When I started my Etsy shop last March, I wanted to make la petite oye: all of the white cotton or linen accompaniments for respectable dress in the eighteenth and nineteenth century. I first started with sleeve ruffles - simple things, and not easy to find - and then I added two Regency chemisette options and then Victorian collars. Since I've been pretty well constantly employed since that point (hurrah!), I haven't had the oomph to continue making items to sell and have mainly switched over to a commission-based system. Which also works better for me, since I have no home of my own and very little storage space to keep finished objects. Although I did recently finish a striped petticoat.

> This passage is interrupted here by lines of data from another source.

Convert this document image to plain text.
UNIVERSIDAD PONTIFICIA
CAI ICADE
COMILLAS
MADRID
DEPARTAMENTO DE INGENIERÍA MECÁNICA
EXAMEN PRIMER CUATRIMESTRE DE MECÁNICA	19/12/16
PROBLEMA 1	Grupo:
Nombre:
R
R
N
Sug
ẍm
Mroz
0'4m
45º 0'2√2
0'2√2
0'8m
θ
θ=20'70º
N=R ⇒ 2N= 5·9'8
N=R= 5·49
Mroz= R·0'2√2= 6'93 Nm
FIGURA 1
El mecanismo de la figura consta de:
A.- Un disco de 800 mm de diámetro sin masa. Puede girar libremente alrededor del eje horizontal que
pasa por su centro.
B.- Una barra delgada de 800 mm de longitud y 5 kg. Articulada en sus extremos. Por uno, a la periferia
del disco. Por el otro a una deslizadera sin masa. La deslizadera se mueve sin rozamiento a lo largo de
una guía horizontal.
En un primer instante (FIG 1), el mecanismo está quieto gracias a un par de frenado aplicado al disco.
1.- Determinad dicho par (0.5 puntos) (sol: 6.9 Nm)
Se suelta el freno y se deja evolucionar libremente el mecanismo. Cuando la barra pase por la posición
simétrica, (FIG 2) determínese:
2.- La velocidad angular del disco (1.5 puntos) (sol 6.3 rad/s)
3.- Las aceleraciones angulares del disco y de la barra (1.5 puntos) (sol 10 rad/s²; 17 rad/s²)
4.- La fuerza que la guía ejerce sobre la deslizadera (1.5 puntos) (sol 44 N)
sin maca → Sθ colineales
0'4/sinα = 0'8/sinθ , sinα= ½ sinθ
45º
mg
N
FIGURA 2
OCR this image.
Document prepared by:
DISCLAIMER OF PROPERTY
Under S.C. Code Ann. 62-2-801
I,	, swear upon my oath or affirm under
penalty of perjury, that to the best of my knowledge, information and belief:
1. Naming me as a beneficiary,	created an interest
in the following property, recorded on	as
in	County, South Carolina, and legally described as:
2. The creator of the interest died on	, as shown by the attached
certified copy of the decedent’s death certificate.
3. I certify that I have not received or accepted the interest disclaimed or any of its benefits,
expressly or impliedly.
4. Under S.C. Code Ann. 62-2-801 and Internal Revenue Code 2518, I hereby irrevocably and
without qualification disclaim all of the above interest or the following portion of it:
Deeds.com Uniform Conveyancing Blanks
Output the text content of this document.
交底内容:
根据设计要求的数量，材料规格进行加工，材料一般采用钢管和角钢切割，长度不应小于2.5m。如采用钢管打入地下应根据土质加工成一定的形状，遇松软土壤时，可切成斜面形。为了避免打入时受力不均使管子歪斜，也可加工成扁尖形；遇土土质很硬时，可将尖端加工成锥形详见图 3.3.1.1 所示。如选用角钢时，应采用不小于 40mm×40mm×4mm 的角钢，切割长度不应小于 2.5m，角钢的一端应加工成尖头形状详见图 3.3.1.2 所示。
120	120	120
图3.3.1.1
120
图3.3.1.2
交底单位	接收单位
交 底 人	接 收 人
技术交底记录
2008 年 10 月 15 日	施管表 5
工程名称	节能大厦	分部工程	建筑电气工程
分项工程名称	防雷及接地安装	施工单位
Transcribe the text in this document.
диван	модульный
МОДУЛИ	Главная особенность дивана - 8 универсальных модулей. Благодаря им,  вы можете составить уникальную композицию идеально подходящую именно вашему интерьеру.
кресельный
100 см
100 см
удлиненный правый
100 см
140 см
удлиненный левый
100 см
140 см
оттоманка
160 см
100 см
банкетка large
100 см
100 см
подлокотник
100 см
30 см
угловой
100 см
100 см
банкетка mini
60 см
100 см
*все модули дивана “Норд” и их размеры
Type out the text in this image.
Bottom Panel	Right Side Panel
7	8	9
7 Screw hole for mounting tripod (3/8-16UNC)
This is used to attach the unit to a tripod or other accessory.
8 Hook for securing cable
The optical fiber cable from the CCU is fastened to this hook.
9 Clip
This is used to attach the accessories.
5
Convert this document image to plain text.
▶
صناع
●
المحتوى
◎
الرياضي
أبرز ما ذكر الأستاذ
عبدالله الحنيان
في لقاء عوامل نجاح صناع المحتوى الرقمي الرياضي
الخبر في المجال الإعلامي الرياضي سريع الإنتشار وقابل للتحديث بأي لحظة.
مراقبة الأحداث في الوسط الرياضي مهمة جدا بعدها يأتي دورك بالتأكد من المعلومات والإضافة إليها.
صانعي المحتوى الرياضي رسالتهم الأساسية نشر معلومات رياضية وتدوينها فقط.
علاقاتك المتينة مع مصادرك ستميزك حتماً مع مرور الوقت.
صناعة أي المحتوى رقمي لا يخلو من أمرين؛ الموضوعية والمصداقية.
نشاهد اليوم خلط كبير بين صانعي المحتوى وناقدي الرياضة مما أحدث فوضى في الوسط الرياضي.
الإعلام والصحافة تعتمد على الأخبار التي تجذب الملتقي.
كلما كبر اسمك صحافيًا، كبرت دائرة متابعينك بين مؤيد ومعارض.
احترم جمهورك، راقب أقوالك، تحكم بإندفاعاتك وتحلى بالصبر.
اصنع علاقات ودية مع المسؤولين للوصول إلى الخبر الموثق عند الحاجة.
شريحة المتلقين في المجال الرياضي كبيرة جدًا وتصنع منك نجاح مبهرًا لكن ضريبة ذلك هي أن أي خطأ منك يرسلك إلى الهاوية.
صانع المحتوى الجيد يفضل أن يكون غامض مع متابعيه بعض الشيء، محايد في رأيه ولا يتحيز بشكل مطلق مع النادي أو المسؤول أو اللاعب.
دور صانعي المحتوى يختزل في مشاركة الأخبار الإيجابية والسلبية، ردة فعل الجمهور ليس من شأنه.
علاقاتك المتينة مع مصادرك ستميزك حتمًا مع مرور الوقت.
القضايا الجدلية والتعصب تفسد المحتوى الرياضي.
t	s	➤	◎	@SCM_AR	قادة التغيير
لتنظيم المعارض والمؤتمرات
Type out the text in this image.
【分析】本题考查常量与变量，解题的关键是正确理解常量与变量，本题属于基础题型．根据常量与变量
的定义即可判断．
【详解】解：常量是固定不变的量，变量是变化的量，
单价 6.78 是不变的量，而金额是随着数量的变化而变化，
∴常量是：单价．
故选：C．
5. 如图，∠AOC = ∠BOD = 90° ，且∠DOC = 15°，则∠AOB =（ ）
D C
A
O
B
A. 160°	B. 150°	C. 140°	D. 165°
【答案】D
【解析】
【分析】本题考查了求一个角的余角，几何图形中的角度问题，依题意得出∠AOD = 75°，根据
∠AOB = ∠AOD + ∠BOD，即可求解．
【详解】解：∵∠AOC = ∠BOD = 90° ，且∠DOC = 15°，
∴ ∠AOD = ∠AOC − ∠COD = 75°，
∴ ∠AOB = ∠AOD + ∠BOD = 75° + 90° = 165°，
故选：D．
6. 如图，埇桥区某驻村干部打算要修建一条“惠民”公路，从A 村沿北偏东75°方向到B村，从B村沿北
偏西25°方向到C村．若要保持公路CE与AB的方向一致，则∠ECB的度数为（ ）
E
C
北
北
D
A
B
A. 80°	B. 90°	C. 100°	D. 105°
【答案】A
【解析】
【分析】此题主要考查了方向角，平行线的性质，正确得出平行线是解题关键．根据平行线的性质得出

Along the way I seem to have become more of an antiquarian bookseller somehow, but now that my life is becoming more orderly for the moment, I'm attempting to freshen up my shop and introduce some new products. Although it will probably be some time, since I need to draw up the patterns and then make the prototypes for the pictures, I'm planning to add (sometime this year):

- aprons, both sheer cotton ones with ruffles and more solid linen ones
- ruched sabot cuffs/ruffles to add to gowns
- wrist ruffles for long sleeves - on flat bands rather than round ones
- triangular kerchiefs, some shaped for the neck so you don't get those annoying wrinkles
- possibly kerchiefs with ruffles at the neck, fichus en chemise
- bodiced Regency petticoats
- mantelets
- mitts
- some new styles of chemisettes/frills, such as a collarless or with a pinked or scalloped frill
- Civil War-era non-puffy undersleeves

And I need to adjust my chemisette and frill patterns so that they hug the neck a little bit more. Is there something you can think of that I'm overlooking, or something I've thought of that you think should be prioritized? Shifts are ... under consideration.